Un point sépare tout de même l'appréciation du Gouvernement et celle de l'auteur de la proposition de loi : la reconnaissance du vote blanc comme suffrage exprimé. Une telle disposition aurait des conséquences que le Gouvernement ne peut accepter et que je veux rappeler. Tout d'abord, je tiens à formuler une interrogation plus générale sur l'interprétation à donner au vote blanc. S'il était considéré comme un suffrage exprimé, la question de sa signification resterait néanmoins entière. Est-ce un vote contestataire ? Marque-t-il simplement une indécision, ou un vrai refus du choix politique proposé ? Sommes-nous plutôt dans une critique de la simple insuffisance de l'offre politique, notamment au second tour ? Comme on le voit, on touche ici aux limites de cette voie d'expression. Oui, il y a participation au suffrage mais, par définition, ce n'est pas une expression claire et définie. On aboutirait finalement à l'affaiblissement du candidat ou de la liste élue, c'est-à-dire à un effet absolument inverse de votre souhait de renforcer la légitimité du vote.

Monsieur le rapporteur, vous avez souligné à juste titre que le vote blanc et l'abstention ne se confondent pas, même s'ils se superposent parfois. Les travaux de sciences politiques révèlent l'imbrication de ces phénomènes. Sans être trop réducteur, on peut dire que, telles qu'elles ressortent de certaines études, l'indifférence et la contestation du système politique français motivent pour l'essentiel l'expression du vote blanc. Par ailleurs, le vote blanc et nul, longtemps compris entre 1 % et 2 % des inscrits, a tendance à augmenter dans des proportions importantes depuis la fin des années 1980, puisqu'il oscille désormais entre 4,4 % et 6,5 %, selon la nature des scrutins nationaux.
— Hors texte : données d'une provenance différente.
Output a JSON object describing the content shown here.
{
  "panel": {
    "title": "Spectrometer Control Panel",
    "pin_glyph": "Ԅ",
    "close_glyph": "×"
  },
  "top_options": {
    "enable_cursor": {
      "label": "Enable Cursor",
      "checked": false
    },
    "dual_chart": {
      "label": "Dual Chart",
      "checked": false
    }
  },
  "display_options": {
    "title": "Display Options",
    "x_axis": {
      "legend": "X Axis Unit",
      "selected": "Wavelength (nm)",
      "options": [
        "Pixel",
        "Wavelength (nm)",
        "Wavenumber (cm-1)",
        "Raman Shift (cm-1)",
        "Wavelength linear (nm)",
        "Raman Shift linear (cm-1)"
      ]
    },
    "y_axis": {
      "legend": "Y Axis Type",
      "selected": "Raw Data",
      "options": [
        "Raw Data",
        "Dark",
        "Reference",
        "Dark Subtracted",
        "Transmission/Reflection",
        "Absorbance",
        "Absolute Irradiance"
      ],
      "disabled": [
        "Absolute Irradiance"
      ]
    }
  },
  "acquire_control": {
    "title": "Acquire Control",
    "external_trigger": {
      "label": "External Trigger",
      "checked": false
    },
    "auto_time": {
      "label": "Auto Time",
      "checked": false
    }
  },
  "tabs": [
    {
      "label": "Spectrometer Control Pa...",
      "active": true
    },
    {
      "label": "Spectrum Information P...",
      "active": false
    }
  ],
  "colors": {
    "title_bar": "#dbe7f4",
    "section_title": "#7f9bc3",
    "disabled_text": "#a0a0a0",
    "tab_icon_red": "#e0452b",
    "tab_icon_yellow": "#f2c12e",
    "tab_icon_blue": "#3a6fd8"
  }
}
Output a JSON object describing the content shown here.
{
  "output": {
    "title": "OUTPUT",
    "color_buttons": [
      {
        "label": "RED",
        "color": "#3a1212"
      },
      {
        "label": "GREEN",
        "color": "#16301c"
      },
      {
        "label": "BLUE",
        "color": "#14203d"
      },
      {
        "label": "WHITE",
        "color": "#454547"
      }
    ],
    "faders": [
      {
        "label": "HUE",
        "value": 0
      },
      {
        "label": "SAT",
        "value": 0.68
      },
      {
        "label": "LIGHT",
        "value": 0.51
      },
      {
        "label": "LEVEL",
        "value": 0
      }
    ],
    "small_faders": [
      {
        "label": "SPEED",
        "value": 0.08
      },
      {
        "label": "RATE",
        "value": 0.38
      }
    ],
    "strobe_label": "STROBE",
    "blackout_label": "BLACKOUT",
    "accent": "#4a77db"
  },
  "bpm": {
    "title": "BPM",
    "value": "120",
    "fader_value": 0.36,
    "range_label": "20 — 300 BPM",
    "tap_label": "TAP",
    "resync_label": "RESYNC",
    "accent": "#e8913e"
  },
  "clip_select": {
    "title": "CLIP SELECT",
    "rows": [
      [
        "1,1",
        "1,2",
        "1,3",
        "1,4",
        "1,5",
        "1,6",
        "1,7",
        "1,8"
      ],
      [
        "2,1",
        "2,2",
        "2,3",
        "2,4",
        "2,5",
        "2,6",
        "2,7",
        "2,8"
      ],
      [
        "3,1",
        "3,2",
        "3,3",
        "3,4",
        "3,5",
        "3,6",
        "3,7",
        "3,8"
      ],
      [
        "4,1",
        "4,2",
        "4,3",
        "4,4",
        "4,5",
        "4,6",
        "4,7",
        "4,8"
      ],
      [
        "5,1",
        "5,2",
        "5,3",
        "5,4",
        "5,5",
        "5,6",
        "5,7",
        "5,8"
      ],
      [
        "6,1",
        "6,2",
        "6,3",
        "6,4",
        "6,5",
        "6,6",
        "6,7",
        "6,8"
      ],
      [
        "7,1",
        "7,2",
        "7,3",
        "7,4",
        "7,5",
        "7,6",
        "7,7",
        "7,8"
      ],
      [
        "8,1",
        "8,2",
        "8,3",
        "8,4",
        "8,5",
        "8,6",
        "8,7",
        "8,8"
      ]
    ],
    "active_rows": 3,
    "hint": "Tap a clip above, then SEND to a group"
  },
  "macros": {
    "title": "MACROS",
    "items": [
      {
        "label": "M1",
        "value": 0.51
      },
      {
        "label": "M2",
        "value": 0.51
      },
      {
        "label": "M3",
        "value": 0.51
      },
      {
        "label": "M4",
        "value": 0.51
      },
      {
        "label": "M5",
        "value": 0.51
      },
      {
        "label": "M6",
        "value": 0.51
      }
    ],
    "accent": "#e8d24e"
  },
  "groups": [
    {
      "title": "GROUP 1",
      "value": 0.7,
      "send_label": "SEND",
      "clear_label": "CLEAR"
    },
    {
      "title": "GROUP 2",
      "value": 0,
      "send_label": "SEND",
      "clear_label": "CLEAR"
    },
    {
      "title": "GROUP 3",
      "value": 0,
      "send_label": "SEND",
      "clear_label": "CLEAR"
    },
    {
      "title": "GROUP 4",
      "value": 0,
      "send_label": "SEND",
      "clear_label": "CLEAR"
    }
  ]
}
Ce phénomène nouveau est analysé par les spécialistes comme une « abstention participative » ou une « abstention civique ».

Dans les faits, le vote blanc et nul peut s'expliquer par le refus de choisir, comme cela a été le cas dans le cadre des scrutins présidentiels de 1969, 1995 et 2002, où il y a eu des appels au vote blanc ou nul. Par ailleurs, les zones géographiques de forte abstention ne sont pas nécessairement celles où la proportion de bulletins blancs et nuls est élevée. Il semble bien que ce type de vote serve parfois de substitut à une expression protestataire.

Rien ne permet pour autant de conclure à un phénomène mécanique qui pourrait être jugulé de façon automatique et significative par une simple reconnaissance du vote blanc, ce qu'il me paraît sage de rappeler.